Tumor-infiltrating lymphocytes, also tumour infiltrating lymphocytes, are white blood cells that have left the bloodstream and migrated into a tumor. They are mononuclear immune cells, a mix of different types of cells (i.e., T cells, B cells, NK cells, macrophages) in variable proportions, T cells being the most abundant cells.
They can often be found in the stroma and within the tumour itself.
TILs are implicated in killing tumor cells. The presence of lymphocytes in tumors is often associated with better clinical outcomes.

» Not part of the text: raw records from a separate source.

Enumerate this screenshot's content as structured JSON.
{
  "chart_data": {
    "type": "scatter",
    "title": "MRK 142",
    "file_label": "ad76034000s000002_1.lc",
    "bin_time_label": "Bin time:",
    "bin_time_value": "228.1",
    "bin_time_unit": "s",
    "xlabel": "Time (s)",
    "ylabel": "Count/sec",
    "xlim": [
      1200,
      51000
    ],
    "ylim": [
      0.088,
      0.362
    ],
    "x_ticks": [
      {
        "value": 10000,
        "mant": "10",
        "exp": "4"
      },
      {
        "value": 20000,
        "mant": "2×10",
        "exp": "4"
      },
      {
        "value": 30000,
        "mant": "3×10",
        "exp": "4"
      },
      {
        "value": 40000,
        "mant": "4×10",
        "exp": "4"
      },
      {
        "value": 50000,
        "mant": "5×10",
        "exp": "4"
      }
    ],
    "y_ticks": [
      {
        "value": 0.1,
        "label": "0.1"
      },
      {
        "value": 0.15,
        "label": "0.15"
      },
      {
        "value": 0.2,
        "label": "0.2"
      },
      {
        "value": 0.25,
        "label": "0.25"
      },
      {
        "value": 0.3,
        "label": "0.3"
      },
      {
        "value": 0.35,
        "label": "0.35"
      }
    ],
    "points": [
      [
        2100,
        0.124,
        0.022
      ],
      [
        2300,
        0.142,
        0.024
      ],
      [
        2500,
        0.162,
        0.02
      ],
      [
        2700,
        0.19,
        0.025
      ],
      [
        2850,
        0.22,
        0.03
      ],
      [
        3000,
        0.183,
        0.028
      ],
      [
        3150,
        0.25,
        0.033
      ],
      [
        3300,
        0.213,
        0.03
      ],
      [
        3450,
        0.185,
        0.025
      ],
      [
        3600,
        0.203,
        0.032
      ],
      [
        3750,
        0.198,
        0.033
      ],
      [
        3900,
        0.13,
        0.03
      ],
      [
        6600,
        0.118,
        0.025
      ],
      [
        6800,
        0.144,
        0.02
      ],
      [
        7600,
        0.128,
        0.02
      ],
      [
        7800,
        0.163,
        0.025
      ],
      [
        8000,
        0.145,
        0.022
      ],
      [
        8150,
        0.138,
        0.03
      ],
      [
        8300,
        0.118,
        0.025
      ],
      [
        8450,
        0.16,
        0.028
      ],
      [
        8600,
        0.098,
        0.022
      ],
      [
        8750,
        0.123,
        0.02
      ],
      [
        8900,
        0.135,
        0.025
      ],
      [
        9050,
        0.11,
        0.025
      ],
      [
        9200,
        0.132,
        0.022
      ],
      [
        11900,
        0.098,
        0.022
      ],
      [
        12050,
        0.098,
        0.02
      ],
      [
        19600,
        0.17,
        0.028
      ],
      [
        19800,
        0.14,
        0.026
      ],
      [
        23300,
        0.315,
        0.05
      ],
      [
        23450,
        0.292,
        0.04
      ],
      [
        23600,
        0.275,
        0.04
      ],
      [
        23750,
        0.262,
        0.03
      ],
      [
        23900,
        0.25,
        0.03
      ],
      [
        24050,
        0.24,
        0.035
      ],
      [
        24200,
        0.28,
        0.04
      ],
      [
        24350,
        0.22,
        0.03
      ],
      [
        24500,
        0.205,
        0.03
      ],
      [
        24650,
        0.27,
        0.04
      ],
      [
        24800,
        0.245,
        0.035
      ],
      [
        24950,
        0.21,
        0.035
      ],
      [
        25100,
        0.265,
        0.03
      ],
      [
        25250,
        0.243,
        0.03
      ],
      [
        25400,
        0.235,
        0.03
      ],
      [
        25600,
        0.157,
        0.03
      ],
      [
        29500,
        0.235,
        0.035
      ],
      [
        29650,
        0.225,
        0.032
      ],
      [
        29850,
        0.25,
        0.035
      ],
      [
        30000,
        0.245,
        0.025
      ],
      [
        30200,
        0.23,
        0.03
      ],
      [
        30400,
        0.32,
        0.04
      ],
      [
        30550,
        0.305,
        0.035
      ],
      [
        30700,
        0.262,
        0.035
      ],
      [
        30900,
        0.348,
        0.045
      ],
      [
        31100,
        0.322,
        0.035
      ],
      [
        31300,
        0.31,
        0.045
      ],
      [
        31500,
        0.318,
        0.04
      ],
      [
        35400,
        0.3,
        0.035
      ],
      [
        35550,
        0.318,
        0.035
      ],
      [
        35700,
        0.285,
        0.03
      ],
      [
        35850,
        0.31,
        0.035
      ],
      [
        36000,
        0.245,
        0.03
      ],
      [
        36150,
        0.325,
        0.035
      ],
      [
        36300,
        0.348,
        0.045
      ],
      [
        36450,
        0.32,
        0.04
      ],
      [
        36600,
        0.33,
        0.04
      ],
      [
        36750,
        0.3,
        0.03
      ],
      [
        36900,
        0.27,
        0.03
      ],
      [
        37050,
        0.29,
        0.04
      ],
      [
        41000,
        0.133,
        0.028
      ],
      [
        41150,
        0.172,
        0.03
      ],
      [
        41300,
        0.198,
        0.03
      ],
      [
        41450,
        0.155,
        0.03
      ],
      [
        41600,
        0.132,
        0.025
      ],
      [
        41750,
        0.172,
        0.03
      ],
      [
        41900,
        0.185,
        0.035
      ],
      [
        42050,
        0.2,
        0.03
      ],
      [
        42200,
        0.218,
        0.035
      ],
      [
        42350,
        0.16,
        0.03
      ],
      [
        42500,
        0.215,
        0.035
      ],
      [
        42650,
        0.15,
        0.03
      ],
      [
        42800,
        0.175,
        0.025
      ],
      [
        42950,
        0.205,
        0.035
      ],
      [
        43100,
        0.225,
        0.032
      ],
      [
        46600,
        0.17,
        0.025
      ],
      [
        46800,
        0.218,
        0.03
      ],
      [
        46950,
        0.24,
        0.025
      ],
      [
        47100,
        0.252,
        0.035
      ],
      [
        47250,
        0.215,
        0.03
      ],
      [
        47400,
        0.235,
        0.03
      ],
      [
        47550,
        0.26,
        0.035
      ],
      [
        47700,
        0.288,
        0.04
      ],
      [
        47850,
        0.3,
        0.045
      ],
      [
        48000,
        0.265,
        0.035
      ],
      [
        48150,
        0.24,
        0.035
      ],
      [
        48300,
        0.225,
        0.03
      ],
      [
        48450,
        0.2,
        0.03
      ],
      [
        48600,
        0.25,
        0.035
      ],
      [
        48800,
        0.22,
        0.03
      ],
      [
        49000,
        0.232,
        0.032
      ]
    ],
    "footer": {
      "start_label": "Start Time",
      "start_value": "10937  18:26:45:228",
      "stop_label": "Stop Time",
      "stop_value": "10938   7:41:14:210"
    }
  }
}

When TILs are present the lymphocytes are found between the tumor cells; cells in the stroma surrounding the tumor cells do not count. It should be noted that histologic definitions for TILs vary.
CD3 has been used to detect lymphocytes in tumor samples. Tumor immune infiltration can also be determined using gene expression methods like Micro array or RNA Sequencing. Detection of gene expression specific for different kind of immune cell populations can then be used to determine the degree of lymphocyte infiltration as has been shown in breast cancer. An active immune environment within the tumor often indicates a better prognosis as can be determined by the Immunological constant of rejection.
In colorectal cancer, they are associated with microsatellite instability cancers, as may be seen in Lynch syndrome.
TILs are needed for checkpoint inhibitor therapy to work in GI cancers.
They are an important prognostic factor in melanoma and higher levels being associated with a better outcome.
They are key to an experimental autologous cell therapy (Contego) for metastatic melanoma.